Masyarakat Mandiri Latih Petani Kopi Gayo

Pengetahuna mengenai penanganan Paska Panen musim minim ditingkat petani. Penenganan paska panen memiliki pengaruh terhadap kualitas produk yang dihasilkan. Unutk meningkatkan pengetahuan mengenai penanganan produk paska panen Koperasi Serba Usaha (KSU) Musara Pakat mengadakan Pelatihan Penanganan Paska Panen Kopi Arabica Gayo Dan Kewirausahaan. Pelatihan dilaksanakan sabtu (28/05) di i kantor KSU Musara Pakat desa Jaluk, Kecamatan Ketol, Kabupaten Aceh Tengah. Peserta pelatihan berjumlah 90 anggota petani yang tergabung dalam KSU Musara Pakat, dengan narasumber Mahdi Usati dari Gayo Cupper Team (GCT)

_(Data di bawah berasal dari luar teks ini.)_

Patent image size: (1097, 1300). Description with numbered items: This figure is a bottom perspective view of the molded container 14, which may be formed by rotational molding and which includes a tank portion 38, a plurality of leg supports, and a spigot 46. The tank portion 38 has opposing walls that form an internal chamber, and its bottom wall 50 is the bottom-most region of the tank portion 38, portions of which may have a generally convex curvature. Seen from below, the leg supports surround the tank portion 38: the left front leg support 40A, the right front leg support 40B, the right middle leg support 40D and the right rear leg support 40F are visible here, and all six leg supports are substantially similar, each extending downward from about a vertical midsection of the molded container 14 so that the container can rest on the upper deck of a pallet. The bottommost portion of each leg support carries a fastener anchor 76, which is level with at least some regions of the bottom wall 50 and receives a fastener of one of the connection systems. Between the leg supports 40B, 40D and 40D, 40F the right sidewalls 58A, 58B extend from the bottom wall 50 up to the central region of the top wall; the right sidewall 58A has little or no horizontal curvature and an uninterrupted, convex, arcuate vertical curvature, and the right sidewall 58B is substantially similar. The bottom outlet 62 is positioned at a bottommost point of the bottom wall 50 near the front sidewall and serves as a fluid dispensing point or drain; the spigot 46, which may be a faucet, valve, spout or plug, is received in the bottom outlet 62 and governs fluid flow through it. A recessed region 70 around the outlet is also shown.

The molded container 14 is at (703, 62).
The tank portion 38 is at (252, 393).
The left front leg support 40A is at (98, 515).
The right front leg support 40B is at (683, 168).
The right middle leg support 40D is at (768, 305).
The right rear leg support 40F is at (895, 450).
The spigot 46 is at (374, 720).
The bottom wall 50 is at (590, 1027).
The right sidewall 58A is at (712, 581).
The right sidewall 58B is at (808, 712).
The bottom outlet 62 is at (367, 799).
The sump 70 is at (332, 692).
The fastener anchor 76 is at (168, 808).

Kopi merupakan komoditas kedua paling banyak diperdagangkan didunia setelah minyak bumi, ini merupakan peluang besar bagi para petani kopi untuk bisa memenuhi kebutuhan kopi dunia melalui wadah kelompok seperti koperasi sehingga mempunyai nilai tawar. Dalam pelatihan ini dipaparkan mengenai konsumsi kopi dunia semakin meningkat dari tahun ke tahun. Akan tetapi banyak permasalahan di tingkat petani yang menyebabkan kualitas kopi itu di bawah standar, salah satu nya adalah penanganan panen dan paska panen yang mempengaruhi kualitas fisik dan cita rasa. Koperasi berpeluang untuk memfasilitasi para anggota petani dari panen hingga menjadi beras kopi (greenbean). Karena dengan begitu setiap fase proses pengolahan petani akan mendapat nilai tambah.

“Rantai pasok kopi arabika gayo masih panjang. Koperasi bisa mengambil peran besar dalam hal tersebut dengan tidak menjadikan tengkulak lokal sebagai pesaing, akan tetapi menjadikan para tengkulak sebagai mitra kolektor”, tutur Mahdi. Gayo Cupper Team (GCT) bersedia untuk mendampingi penanganan paska panen dan menjamin pasar penjualan kopi gayo nantinya. Ini merupakan peluang terbaik bagi koperasi untuk bisa jauh lebih maju.

“Harapan kita semoga segera  ada qanun atau Perda pemerintah daerah yang mengatur regulasi tentang perkopian, karena  90 % kopi Arabika Gayo masih dipasarkan sebagai kopi komersial dan di eksport melalui Sumatra Utara” ujar Mahdi.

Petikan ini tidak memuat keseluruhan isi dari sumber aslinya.